Mixed-use properties in urban areas should see a healthy spike in demand in the near-term as baby boomers jump on the bandwagon.
Investors that play their cards right and tailor their amenities and ancillary non-residential building space to the older generations will be able to attract a higher level of tenants and because of this, be able to receive a higher level of rental income from their property.
In the senior housing markets, investors are well-positioned to attract more investment in the coming years due to a rapidly aging population and expected market economics.
It’s estimated that the average age of the baby boomer generation will reach 80 by 2026, driving more demand for senior living.
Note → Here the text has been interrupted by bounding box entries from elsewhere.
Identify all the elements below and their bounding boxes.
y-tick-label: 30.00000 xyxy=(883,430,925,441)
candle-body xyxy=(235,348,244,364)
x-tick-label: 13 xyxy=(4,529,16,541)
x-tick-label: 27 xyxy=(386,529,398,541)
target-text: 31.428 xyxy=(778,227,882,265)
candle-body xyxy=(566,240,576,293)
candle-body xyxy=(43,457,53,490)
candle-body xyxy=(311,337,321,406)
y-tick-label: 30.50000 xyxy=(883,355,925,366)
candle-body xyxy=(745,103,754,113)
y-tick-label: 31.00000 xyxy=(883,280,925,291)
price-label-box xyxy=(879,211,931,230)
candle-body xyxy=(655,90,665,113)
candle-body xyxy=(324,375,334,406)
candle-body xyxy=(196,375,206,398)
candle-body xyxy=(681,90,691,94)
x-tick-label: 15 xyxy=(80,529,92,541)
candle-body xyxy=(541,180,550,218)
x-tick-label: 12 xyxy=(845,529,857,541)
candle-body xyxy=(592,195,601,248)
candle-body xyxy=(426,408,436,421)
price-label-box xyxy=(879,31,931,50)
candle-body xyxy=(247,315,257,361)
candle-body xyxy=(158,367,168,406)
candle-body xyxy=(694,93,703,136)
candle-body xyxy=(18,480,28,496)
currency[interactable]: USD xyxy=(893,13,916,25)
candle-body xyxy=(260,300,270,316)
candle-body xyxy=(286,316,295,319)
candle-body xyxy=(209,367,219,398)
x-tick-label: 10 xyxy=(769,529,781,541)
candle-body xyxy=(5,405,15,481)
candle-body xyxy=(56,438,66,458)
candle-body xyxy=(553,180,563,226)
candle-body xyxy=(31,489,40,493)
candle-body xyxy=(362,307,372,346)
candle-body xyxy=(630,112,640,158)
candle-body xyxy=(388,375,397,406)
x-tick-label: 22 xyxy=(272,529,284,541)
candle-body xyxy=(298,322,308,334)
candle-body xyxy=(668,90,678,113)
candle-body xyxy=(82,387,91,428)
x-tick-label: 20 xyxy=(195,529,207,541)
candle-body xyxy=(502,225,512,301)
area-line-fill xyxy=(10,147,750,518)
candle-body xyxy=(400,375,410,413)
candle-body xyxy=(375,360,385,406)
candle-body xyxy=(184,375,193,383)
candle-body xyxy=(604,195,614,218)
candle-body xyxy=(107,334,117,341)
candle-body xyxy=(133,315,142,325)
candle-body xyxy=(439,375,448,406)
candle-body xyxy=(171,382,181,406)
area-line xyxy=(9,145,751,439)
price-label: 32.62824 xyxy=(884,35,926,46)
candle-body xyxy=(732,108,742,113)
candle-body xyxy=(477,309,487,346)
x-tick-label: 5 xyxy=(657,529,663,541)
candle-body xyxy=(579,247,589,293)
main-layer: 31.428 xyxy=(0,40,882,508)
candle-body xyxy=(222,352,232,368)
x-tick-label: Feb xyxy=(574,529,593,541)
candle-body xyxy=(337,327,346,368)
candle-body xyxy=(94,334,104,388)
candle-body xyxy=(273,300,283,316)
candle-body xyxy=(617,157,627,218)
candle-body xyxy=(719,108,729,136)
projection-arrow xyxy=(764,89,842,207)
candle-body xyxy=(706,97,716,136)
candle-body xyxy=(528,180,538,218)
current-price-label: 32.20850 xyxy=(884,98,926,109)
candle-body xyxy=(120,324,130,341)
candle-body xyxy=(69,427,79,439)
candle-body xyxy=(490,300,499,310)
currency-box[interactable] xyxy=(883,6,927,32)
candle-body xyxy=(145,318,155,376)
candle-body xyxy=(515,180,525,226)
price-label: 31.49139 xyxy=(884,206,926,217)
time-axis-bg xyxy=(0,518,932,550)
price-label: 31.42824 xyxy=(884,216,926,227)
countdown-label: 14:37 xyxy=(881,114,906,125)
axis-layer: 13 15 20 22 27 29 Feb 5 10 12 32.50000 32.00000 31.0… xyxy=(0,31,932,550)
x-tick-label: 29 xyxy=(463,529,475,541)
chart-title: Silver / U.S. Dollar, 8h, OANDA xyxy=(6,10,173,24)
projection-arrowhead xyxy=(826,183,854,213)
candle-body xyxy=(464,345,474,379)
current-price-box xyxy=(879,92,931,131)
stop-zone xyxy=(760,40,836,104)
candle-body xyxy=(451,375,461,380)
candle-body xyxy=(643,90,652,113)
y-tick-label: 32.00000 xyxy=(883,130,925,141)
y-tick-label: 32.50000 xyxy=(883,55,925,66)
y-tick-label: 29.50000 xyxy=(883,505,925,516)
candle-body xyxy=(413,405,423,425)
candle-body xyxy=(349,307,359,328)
To catch up with the pace, senior housing developments are trying to ramp up to provide more communities around senior living, assisted care, and nursing homes.
Commercial real estate investors are keen to the higher returns they can find with senior housing projects.
For typical commercial property investors looking for intermediate-term holdings, seven-year returns on senior housing projects can easily generate upwards of 13%, considerably higher than other types of major property investments.
The baby boomer generation is still a big influencer within both the residential and commercial real estate markets, and as they age they only come with higher demands for convenience and comfort.
However, savvy real estate investors can take advantage of the trend and make larger returns on a wealthy, aging population by creatively constructing mixed-use investment properties tailored to baby boomers and their needs.
Where the younger generations are filling the city streets and developers are racing to fill their units, the baby boomers are making their voice heard too, and joining the urban movements.